AESL, in its filing with the Ministry of Corporate Affairs, said that Think & Learn — the parent firm of Byju’s — is in need of funds for its ‘principal business activities’.
It said the board of directors of the company at its meeting on October 3, subject to the approval of the members at the general meeting, has given its approval for granting the unsecured loan to Think & Learn for an amount not exceeding Rs 300 crore.
The loan was granted at an interest rate of 7.5 per cent per annum, according to the filing.
Last year in April, Byju’s closed the deal to acquire AESL for $950 million.
The stock-and-cash deal was the biggest in the education space. Byju’s had made partial payments to Aakash’s shareholders.
Its payment of nearly Rs 1,500 crore to private equity firm Blackstone — as part of the AESL deal — had got deferred. However, the final tranche that Byju’s had to pay to Blackstone got completed by the end of September this year.
In all, Blackstone — an investor in Aakash — was to receive $400 million.
A spokesperson for Byju’s said that the Rs 300 crore loan from AESL is in effect an advance against marketing activities and campaigns Byju’s has been running for Aakash.
“In order to benefit from the economies of scale, Byju’s buys media spots in bulk for all its group companies,” said the spokesperson, adding, “This is a strategy that has yielded really positive results for both the group and Aakash.
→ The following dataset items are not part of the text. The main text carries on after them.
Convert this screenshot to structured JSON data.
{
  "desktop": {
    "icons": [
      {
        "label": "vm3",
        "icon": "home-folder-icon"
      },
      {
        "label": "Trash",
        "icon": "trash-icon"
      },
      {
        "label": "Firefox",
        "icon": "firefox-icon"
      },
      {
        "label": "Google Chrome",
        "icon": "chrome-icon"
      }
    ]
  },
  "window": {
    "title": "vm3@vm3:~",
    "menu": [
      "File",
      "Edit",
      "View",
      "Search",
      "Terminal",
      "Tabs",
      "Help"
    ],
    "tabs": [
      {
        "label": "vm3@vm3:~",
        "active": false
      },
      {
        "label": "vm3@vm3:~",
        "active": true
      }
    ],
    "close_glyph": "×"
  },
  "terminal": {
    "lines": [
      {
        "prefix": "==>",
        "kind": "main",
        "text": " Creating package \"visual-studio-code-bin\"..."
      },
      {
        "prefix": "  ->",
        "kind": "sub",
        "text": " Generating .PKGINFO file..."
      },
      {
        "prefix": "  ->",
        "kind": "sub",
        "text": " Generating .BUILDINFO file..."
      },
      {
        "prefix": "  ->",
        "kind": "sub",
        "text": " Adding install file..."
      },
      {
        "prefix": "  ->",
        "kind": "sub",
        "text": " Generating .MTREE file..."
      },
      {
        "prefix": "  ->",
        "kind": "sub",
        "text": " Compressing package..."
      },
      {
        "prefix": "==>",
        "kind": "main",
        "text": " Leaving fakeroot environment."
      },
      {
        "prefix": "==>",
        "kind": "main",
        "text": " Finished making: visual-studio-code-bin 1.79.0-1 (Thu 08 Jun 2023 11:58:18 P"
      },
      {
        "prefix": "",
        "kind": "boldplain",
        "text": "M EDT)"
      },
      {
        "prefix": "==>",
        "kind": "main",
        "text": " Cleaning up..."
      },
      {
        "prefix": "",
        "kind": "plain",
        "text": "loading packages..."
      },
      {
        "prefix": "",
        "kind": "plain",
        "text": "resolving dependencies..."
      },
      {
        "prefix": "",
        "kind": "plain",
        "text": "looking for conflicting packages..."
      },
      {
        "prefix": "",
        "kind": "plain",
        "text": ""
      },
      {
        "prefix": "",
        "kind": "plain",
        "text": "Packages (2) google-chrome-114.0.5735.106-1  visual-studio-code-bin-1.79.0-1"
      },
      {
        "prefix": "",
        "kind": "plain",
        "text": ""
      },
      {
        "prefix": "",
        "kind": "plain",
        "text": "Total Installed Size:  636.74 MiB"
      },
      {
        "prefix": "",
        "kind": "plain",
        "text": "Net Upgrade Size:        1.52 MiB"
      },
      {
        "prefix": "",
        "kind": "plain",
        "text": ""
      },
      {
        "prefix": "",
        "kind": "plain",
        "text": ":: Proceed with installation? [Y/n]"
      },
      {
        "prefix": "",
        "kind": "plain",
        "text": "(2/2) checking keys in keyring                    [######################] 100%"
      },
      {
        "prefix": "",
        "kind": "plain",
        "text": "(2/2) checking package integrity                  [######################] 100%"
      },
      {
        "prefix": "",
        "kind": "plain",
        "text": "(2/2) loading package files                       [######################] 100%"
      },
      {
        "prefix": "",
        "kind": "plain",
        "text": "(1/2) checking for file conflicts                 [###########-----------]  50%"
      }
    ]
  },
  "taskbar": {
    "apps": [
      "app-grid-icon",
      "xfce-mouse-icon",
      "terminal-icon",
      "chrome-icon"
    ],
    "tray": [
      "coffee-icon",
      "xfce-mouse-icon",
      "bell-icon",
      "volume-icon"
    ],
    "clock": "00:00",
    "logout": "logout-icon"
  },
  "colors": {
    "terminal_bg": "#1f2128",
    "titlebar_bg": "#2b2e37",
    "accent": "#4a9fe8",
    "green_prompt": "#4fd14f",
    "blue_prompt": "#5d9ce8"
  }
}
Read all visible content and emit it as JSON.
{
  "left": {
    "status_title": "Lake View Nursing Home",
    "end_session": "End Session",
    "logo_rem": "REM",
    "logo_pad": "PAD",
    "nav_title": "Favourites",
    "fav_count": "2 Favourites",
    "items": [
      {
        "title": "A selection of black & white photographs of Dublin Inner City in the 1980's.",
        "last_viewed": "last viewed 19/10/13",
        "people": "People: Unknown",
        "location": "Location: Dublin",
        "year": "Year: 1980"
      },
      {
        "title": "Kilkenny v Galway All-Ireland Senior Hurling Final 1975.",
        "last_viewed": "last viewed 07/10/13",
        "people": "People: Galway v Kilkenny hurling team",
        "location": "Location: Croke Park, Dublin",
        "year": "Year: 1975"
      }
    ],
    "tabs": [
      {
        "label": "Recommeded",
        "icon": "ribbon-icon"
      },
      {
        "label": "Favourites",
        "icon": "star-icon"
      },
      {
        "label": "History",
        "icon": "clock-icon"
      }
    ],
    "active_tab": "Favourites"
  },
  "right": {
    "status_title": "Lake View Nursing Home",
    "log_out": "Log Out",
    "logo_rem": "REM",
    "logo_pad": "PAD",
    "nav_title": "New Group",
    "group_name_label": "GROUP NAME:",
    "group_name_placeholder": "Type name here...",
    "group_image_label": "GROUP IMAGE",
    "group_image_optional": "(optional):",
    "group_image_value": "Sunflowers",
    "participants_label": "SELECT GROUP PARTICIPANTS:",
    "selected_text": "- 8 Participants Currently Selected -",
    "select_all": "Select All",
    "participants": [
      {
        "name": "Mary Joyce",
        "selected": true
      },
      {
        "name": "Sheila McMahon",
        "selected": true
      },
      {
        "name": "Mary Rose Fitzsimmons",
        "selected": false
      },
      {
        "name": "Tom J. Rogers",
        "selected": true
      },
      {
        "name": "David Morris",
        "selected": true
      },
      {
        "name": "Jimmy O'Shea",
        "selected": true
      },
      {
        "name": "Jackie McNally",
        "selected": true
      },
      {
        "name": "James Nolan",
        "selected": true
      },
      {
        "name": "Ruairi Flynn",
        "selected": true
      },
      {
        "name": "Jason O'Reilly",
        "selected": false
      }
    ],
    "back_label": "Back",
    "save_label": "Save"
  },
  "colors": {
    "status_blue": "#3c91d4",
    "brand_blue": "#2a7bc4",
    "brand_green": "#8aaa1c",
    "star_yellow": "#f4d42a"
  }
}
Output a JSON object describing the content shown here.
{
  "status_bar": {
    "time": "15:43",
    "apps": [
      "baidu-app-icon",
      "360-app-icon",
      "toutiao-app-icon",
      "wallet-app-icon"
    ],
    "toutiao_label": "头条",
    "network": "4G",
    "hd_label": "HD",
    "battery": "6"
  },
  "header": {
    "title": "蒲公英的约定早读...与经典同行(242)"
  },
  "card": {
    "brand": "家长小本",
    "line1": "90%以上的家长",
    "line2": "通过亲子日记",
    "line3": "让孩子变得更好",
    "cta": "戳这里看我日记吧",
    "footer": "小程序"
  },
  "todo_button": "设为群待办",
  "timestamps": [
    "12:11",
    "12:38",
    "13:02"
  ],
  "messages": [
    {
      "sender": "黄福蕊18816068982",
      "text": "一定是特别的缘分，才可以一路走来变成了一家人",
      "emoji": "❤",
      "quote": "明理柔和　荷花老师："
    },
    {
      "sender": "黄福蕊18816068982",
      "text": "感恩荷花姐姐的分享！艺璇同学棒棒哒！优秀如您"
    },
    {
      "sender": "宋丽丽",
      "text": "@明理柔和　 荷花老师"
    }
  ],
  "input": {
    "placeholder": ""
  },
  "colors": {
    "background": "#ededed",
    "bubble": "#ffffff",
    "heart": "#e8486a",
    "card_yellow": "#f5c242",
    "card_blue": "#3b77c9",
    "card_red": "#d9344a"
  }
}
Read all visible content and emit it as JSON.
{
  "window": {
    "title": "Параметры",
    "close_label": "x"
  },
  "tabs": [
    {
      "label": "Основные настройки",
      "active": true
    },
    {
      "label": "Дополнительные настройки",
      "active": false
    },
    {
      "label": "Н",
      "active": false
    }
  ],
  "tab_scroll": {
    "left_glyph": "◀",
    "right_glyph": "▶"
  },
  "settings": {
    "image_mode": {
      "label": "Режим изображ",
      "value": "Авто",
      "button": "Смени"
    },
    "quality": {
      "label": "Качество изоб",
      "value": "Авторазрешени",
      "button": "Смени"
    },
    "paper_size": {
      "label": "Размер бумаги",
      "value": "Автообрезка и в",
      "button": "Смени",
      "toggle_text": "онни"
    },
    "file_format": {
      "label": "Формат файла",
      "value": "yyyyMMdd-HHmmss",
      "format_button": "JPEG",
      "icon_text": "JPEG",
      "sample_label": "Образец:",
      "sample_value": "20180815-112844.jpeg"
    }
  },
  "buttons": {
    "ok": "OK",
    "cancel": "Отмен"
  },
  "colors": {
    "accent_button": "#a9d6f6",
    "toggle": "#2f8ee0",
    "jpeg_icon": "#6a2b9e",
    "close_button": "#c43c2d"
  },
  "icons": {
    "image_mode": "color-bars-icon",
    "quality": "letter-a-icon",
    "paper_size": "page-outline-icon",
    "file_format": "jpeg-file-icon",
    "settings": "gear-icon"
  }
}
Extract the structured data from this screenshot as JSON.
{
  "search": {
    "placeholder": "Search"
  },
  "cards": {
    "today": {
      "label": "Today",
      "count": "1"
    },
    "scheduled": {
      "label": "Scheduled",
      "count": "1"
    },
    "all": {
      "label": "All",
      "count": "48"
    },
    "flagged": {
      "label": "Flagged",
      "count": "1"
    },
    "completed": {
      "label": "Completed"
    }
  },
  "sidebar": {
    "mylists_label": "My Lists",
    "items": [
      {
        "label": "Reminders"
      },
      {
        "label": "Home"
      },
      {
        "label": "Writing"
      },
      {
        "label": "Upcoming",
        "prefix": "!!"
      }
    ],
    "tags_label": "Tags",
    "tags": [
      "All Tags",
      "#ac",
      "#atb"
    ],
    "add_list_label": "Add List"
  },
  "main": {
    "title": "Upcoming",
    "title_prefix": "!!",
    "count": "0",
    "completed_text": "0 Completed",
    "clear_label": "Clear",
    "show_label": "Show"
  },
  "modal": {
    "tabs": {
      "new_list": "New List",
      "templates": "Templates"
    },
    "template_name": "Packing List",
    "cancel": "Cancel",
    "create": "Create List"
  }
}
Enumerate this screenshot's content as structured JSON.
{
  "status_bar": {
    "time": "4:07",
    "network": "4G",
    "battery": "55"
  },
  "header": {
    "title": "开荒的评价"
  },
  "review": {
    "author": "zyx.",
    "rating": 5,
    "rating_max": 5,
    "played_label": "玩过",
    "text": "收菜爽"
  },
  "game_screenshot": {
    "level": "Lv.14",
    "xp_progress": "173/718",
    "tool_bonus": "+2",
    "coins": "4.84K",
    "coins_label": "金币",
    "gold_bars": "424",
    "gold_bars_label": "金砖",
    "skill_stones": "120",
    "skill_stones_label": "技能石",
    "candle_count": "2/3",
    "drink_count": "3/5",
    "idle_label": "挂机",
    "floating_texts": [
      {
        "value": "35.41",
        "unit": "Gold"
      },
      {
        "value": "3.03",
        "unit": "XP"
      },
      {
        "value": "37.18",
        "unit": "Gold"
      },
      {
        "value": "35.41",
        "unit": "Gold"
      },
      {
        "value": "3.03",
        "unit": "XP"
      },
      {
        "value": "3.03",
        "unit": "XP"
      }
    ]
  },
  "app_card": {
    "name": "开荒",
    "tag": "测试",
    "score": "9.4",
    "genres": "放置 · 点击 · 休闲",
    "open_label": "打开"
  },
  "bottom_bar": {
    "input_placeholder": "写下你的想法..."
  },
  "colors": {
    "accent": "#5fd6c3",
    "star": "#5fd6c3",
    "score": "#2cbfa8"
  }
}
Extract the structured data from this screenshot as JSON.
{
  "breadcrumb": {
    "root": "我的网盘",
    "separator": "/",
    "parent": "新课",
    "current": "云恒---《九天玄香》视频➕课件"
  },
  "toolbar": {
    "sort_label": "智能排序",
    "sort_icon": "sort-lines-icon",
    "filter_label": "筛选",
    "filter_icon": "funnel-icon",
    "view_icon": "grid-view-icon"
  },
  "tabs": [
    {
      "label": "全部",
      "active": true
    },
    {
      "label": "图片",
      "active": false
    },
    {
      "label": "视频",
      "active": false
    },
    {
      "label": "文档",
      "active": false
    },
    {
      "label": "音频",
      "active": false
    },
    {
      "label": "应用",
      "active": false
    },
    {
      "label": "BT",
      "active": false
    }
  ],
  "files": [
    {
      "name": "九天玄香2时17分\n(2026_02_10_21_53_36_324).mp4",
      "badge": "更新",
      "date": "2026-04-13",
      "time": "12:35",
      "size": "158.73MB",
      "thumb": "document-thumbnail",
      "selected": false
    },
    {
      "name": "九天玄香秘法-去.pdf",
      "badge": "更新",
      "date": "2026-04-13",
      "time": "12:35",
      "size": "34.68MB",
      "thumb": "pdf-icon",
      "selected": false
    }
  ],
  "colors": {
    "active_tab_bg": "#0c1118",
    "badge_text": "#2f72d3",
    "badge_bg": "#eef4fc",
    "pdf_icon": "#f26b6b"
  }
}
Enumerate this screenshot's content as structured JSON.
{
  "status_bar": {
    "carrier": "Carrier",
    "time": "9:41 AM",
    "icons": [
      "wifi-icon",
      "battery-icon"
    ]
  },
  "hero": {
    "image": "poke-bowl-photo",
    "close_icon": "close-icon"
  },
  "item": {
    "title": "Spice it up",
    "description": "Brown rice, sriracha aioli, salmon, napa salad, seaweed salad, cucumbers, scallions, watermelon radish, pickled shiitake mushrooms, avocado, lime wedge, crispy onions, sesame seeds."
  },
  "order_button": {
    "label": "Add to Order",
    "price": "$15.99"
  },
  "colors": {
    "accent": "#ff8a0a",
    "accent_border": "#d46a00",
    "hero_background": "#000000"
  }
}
“Byju’s-Aakash has grown more than 100 per cent since the acquisition,” said the spokesperson.
The spokesperson said that the loan is only for ‘principal business activities’ that a subsidiary and the parent company can give or receive loans.
“In this case, the principal business activity is marketing for the core business of Byju’s-Aakash on which the group has already spent and is now being reimbursed.”